Polyamine depletion by ODC-AdoMetDC antisense adenovirus impairs human colorectal cancer growth and invasion in vitro and in vivo

BACKGROUND: Polyamine biosynthesis is controlled primarily by ornithine decarboxylase (ODC) and S-adenosylmethionine decarboxylase (AdoMetDC). Polyamine concentrations are elevated in colorectal cancer. Depletion of polyamine content in colorectal cancer by chemotherapy is related to tumor regression and impaired tumorigenicity. The current study evaluates the therapeutic effects of antisense ODC and AdoMetDC sequences on colorectal cancer in vitro and in vivo. METHODS: Antisense ODC and AdoMetDC sequences were cloned into an adenoviral vector (Ad-ODC-AdoMetDCas).
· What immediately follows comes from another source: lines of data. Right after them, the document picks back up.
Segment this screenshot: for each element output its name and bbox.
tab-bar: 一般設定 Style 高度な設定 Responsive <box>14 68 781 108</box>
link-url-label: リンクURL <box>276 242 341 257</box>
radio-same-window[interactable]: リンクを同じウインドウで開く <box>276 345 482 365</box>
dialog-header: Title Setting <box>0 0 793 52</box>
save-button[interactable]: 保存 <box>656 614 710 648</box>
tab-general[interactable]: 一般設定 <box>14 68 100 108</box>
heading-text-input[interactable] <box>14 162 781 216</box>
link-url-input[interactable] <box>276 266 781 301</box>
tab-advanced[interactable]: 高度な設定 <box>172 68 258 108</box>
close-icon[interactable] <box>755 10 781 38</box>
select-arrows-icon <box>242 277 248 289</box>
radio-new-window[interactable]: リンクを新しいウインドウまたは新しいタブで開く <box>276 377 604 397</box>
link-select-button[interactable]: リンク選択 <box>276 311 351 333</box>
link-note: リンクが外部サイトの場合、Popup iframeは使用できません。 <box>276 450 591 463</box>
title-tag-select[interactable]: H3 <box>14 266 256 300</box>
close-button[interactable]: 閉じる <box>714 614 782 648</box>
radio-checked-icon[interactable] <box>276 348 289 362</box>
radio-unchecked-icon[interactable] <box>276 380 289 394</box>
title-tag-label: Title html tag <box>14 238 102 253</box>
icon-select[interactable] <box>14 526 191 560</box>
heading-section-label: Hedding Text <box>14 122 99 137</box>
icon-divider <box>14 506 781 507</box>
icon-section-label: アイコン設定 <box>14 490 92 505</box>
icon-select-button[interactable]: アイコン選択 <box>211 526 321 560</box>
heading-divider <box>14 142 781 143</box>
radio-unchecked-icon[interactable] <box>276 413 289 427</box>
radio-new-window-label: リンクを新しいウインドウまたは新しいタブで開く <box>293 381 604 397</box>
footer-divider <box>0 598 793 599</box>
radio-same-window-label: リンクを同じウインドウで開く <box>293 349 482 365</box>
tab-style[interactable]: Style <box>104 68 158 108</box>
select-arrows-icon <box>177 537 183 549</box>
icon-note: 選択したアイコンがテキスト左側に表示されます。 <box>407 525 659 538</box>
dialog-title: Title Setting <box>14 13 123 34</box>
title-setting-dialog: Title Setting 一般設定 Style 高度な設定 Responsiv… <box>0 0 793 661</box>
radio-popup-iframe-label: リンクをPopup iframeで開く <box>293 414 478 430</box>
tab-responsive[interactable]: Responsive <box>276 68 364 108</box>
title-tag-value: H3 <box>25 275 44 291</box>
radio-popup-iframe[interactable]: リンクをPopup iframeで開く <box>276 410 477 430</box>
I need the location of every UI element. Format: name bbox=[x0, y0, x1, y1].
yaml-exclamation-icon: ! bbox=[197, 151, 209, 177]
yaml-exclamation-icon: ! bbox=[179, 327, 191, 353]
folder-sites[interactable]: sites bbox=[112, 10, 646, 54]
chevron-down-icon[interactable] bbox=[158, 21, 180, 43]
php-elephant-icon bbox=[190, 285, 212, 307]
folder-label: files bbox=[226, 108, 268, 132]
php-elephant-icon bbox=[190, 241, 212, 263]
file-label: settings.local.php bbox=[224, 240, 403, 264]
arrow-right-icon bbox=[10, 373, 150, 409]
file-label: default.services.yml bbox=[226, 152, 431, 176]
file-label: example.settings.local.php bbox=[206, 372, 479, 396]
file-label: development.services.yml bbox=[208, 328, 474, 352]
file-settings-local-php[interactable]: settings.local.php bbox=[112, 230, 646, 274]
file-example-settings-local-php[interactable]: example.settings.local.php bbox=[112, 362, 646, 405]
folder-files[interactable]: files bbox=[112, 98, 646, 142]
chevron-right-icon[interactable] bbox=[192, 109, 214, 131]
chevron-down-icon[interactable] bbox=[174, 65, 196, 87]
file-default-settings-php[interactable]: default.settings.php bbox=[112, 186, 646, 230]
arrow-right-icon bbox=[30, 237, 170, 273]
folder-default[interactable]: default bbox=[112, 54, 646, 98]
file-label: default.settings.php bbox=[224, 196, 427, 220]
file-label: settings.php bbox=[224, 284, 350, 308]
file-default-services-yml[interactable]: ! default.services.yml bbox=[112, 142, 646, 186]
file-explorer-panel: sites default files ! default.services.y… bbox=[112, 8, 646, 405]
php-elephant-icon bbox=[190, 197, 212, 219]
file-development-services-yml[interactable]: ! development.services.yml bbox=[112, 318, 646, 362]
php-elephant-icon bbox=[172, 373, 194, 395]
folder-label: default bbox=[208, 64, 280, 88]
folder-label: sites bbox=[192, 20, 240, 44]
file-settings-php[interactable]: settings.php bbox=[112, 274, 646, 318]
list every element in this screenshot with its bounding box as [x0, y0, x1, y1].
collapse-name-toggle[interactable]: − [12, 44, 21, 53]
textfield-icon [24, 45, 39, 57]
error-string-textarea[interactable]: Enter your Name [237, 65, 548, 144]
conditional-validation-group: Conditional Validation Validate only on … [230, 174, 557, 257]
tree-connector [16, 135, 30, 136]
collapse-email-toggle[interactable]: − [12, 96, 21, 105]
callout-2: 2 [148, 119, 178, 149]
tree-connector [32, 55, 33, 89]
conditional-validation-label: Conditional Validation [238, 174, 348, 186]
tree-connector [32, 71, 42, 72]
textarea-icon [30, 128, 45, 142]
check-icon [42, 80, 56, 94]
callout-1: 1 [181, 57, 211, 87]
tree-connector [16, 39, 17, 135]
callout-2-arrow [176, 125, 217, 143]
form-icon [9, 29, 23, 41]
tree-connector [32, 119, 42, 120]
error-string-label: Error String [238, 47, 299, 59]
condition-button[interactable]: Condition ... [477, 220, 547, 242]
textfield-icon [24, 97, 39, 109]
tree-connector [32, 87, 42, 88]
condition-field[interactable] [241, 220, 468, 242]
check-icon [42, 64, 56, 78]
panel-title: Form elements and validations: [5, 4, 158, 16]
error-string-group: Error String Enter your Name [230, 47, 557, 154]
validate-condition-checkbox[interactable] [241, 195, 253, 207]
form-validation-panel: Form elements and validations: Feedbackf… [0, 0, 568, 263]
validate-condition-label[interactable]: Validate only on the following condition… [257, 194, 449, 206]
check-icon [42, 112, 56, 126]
The human colon cancer cell lines, HT-29 and Caco-2, were infected with Ad-ODC-AdoMetDCas as well as with control vector. Viable cell counting, determination of polyamine concentrations, cell cycle analysis, and Matrigel invasion assays were performed in order to assess properties of tumor growth and invasiveness. Furthermore, the antitumor effects of Ad-ODC-AdoMetDCas were also evaluated in vivo in a nude mouse tumor model. RESULTS: Our study demonstrated that adenovirus-mediated ODC and AdoMetDC antisense expression inhibits tumor cell growth through a blockade of the polyamine synthesis pathway. This inhibitory effect cannot be reversed by the administration of putrescine. Tumor cells were arrested at the G1 phase of the cell cycle after gene transfer and had reduced invasiveness. The adenovirus also induced tumor regression in established tumors in nude mice. CONCLUSIONS: Our study suggests that Ad-ODC-AdoMetDCas has antitumor activity and therapeutic potential for the treatment of colorectal cancer.